Organic electronics for precise delivery of neurotransmitters

Sammanfattning: Organic electronic materials, that is, carbon-based compounds that conduct electricity, have emerged as candidates for improving the interface between conventional electronics and biological systems. The softness of these materials matches the elasticity of biological tissue better than conventional electronic conductors, allowing better contact to tissue, and the mixed ionic-electronic conductivity can improve the signal transduction between electronic devices and electrically excitable cells. This improved communication between electronics and tissue can significantly enhance, for example, electrical stimulation for therapy and electrical recording for diagnostics.The ionic conductivity of organic electronic materials makes it possible to achieve ion-specific ionic currents, where the current consists of migration of specific ions. These ions can be charged signalling substances, such as neurotransmitters, that can selectively activate or inhibit cells that contain receptors for these substances. This thesis describes the development of chemical delivery devices, where delivery is based on such ion-specific currents through ionically and electronically conducting polymers.
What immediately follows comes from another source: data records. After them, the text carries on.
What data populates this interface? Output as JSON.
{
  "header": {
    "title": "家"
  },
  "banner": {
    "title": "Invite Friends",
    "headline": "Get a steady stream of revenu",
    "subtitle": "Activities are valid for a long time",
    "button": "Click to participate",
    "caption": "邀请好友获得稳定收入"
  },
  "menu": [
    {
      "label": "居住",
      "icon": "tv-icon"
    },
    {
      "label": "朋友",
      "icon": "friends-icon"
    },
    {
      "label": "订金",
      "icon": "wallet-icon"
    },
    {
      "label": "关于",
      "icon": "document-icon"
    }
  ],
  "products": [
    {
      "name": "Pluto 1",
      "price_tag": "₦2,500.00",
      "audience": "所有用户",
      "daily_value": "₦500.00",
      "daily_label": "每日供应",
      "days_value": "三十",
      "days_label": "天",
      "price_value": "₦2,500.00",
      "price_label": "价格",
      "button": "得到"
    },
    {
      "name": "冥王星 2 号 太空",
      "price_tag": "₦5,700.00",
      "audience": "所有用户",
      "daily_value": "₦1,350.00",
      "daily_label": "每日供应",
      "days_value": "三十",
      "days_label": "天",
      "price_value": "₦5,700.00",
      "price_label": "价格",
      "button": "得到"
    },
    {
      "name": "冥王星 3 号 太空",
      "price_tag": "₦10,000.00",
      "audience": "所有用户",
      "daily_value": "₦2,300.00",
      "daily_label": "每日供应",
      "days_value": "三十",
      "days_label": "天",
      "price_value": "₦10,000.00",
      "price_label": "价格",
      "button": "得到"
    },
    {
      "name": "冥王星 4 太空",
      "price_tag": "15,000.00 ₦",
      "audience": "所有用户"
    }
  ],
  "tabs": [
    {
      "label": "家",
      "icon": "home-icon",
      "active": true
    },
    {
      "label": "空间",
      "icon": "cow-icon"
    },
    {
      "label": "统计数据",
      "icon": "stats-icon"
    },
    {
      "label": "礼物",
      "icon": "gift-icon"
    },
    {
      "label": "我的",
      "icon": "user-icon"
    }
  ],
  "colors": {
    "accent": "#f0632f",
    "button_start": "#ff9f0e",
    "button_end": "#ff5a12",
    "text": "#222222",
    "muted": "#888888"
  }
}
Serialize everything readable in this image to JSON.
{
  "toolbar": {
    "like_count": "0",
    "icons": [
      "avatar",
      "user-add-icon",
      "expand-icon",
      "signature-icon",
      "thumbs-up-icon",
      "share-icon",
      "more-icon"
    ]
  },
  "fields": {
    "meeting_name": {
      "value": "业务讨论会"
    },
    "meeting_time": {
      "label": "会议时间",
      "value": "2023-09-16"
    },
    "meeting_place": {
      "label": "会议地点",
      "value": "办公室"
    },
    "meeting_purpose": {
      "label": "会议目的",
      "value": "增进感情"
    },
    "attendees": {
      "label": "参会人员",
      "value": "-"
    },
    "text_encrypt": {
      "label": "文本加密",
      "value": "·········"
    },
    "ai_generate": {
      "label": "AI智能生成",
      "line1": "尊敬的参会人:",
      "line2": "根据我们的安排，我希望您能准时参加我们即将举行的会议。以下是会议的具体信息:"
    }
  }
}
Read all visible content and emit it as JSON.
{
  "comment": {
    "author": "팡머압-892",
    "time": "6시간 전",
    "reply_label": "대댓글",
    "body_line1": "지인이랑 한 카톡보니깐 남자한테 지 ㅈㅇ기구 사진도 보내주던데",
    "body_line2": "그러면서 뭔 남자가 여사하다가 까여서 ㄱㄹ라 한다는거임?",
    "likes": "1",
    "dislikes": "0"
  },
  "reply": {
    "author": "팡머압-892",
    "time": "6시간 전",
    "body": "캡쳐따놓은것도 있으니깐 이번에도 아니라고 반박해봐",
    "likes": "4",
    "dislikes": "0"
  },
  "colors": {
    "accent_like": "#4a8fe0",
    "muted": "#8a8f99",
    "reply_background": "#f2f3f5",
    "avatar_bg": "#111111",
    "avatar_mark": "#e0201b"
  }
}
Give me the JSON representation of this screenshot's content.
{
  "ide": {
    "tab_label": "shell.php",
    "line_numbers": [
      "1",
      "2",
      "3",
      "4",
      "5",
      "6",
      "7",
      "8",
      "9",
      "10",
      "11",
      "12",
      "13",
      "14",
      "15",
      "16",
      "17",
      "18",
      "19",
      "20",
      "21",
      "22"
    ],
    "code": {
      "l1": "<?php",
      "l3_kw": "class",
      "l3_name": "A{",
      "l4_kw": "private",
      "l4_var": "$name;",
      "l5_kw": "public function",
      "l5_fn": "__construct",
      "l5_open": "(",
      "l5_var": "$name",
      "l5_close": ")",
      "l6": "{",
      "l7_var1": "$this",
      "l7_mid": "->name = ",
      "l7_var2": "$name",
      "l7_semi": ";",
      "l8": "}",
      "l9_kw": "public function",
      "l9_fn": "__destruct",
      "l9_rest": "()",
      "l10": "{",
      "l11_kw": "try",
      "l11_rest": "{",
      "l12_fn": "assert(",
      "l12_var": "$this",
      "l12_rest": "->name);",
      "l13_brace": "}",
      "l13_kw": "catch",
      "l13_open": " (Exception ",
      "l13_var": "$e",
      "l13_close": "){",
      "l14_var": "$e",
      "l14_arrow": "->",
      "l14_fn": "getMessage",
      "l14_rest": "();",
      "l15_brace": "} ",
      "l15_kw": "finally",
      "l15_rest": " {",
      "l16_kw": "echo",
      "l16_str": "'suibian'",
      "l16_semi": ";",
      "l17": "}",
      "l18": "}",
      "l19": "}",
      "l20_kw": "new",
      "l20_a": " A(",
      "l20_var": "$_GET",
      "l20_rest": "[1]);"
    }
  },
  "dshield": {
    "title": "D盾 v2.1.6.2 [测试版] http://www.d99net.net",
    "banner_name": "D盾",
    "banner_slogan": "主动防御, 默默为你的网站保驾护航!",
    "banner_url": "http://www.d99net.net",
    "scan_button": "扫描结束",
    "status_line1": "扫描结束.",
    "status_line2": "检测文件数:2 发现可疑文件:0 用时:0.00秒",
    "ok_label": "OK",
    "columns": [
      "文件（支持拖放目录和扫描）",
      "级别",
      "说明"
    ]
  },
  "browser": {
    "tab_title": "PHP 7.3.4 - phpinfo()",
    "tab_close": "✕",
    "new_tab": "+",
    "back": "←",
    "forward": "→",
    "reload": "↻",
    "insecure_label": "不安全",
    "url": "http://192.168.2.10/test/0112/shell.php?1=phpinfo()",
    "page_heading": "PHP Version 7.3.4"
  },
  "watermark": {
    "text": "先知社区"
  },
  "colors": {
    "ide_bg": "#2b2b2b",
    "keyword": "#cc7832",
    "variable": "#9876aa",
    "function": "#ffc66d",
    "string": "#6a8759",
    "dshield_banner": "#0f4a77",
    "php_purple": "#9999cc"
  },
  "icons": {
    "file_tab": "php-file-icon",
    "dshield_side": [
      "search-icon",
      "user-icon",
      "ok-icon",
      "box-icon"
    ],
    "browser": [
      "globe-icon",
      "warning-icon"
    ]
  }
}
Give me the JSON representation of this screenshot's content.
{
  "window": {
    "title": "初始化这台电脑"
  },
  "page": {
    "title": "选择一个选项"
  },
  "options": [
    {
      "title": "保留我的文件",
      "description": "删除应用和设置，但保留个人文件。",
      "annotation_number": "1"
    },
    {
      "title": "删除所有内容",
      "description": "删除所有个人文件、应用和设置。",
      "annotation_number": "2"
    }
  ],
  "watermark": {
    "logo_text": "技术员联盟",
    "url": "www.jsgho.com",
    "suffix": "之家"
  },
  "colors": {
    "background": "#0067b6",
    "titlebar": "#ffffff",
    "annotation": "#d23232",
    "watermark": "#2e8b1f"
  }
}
Delivery is controlled by electrical signals, and allows release of controlled amounts of neurotransmitters, or other charged compounds, to micrometer-sized regions.The aims of the thesis have been to improve spatial control and temporal resolution of chemical delivery, with the ultimate goal of selective interaction with individual cells, and to enable future therapies for disorders of the nervous system. Within the thesis, we show that delivery can alleviate pain through local delivery to specific regions of the spinal cord in an animal model of neuropathic pain, and that epilepsy-related signalling can be suppressed in vitro. We also integrate the delivery device with electrodes for sensing, to allow simultaneous electrical recording and delivery at the same position. Finally, we improve the delay from electrical signal to chemical delivery, approaching the time domain of synaptic signaling, and construct devices with several individually controlled release sites.